Rabbi Zvi Drizin arrived in Washington, D.C., Friday to participate in the American Israel Public Affairs Committee’s 2011 Policy Conference, one of thousands who heard from policymakers and international leaders on strengthening ties between the United States and Israel.

A group of about 40 young adults from North Texas brought Drizin, a Chabad-Lubavitch emissary who directs The Intown Chabad in Dallas, to the Washington Convention Center. Four Jewish students from Dartmouth College did the same thing, travelling to Washington with campus Chabad House director Rabbi Moshe Gray.

Gabi Tudin, a junior who founded Dartmouth Students for Israel and serves as president of the Chabad House’s student board, said that the conference, her second, comes as part of a recent cultural and religious awakening.

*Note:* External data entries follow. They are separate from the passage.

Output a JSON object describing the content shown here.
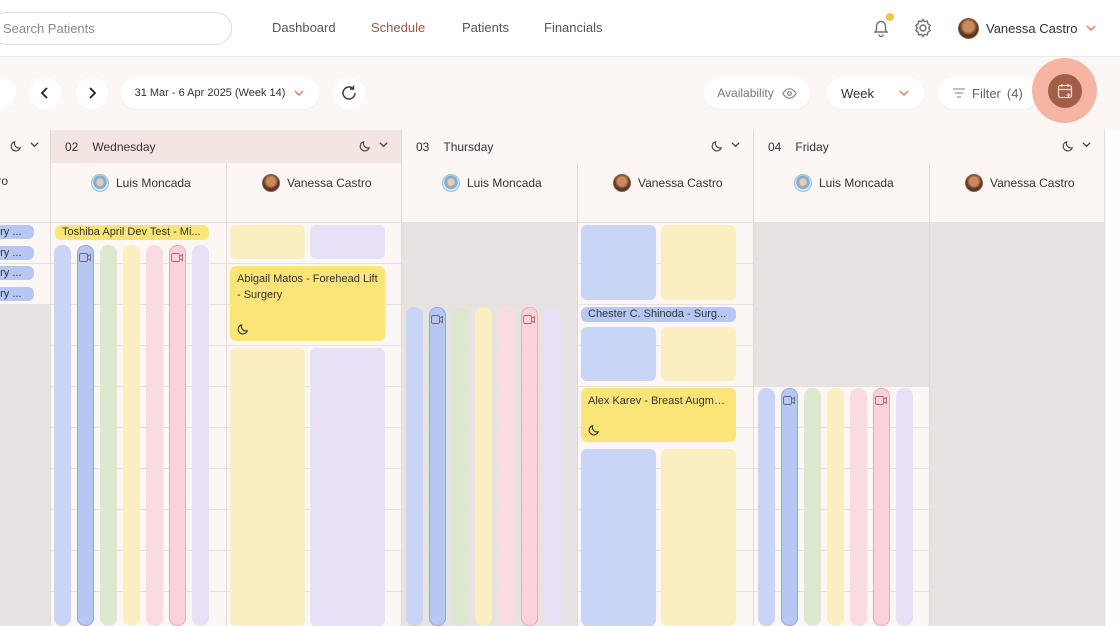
{
  "search": {
    "placeholder": "Search Patients"
  },
  "nav": [
    {
      "label": "Dashboard",
      "active": false
    },
    {
      "label": "Schedule",
      "active": true
    },
    {
      "label": "Patients",
      "active": false
    },
    {
      "label": "Financials",
      "active": false
    }
  ],
  "user": {
    "name": "Vanessa Castro"
  },
  "toolbar": {
    "date_range": "31 Mar - 6 Apr 2025 (Week 14)",
    "availability_label": "Availability",
    "view_label": "Week",
    "filter_label": "Filter",
    "filter_count": "(4)"
  },
  "partial_column": {
    "provider_name_fragment": "tro",
    "events": [
      "ery ...",
      "ery ...",
      "ery ...",
      "ery ..."
    ]
  },
  "days": [
    {
      "num": "02",
      "name": "Wednesday",
      "today": true,
      "providers": [
        "Luis Moncada",
        "Vanessa Castro"
      ],
      "events": [
        {
          "title": "Toshiba April Dev Test - Mi...",
          "color": "yellow"
        },
        {
          "title": "Abigail Matos - Forehead Lift - Surgery",
          "color": "yellow"
        }
      ]
    },
    {
      "num": "03",
      "name": "Thursday",
      "today": false,
      "providers": [
        "Luis Moncada",
        "Vanessa Castro"
      ],
      "events": [
        {
          "title": "Chester C. Shinoda - Surg...",
          "color": "blue"
        },
        {
          "title": "Alex Karev - Breast Augme...",
          "color": "yellow"
        }
      ]
    },
    {
      "num": "04",
      "name": "Friday",
      "today": false,
      "providers": [
        "Luis Moncada",
        "Vanessa Castro"
      ],
      "events": []
    }
  ],
  "colors": {
    "accent": "#a05a3e",
    "fab_ring": "#f5b5a2",
    "fab_core": "#a15f48",
    "today_header": "#f3e5e2",
    "event_yellow": "#fbe579",
    "event_blue": "#b6c7f4"
  },
  "icons": [
    "search-icon",
    "bell-icon",
    "gear-icon",
    "chevron-down-icon",
    "chevron-left-icon",
    "chevron-right-icon",
    "refresh-icon",
    "eye-icon",
    "filter-icon",
    "calendar-add-icon",
    "moon-icon",
    "video-icon"
  ]
}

“My original passion came from the first time I went there,” she explained. “We learned about Israel in the context of Judaism and that connection is what drives me.”

For Gray, the choice to attend similarly boiled down to the importance of strengthening people’s connections to Judaism, and thereby, to the Land of Israel.

“It’s just a beautiful thing to see,” Gray said of the diversity at the Washington conference. “You can strike up a conversation with anybody, and the stereotypes sort of melt away.”

Three times each day, people broke off into prayer groups, he observed. He noted the importance of infusing Judaism into all of a Jew’s pursuits.

At the conference, “you pray, you put on tefillin, you eat kosher, you advocate. All of these help defend your brethren in Israel,” said the rabbi.

The meeting’s climactic end came Tuesday as attendees fanned out across Capitol Hill to engage their local legislators and emphasize the importance of American and Israeli cooperation.

Facts on the Ground

All told, close to 11,000 people, including 67 U.S. senators, 286 U.S. representatives, and 1,500 university students, attended the policy conference, said AIPAC spokesman Ari Goldberg.

Attendees participated in workshops, and during plenary sessions, listened to remarks from such high-profile figures as President Barack Obama, Israeli Prime Minister Benjamin Netanyahu, U.S. House Majority Leader Eric Cantor, a second-generation American who has experienced a near-meteoric rise to the very top of the political echelons, and Israeli Ambassador Michael Oren.

Tanya Johnson, 26, of Dallas, said that she came to her fourth conference out of a desire to be educated on the facts on the ground.

“The mood has been great,” she said. “It’s been a really good conference.

“I know I’m already pumped and ready to go back to Dallas and do my part,” she added. “I want to have the facts so I can tell the facts to them, from the source, not just from the TV. We’re getting it from the source.”

Rabbi Gedalia Potash, director of Chabad of Noe Valley in S. Francisco, said he enjoyed the opportunity to meet fellow Jews from around the country.

Sitting at the Washington Memorial late Monday, he said he reflected on the United States, “on what an amazing country we live in and how fortunate we are to live in a country of kindness and freedom.”

He said he was inspired by the sense of Jewish identity he saw at the conference, and hoped to return to Noe Valley and share that with others.

“I hope I’ll be able to go back to my community and create a sense of awareness,” he said.

Tudin sounded a similar note.

“It’s not easy” to what she does on campus, she explained. “But our group is very passionate.”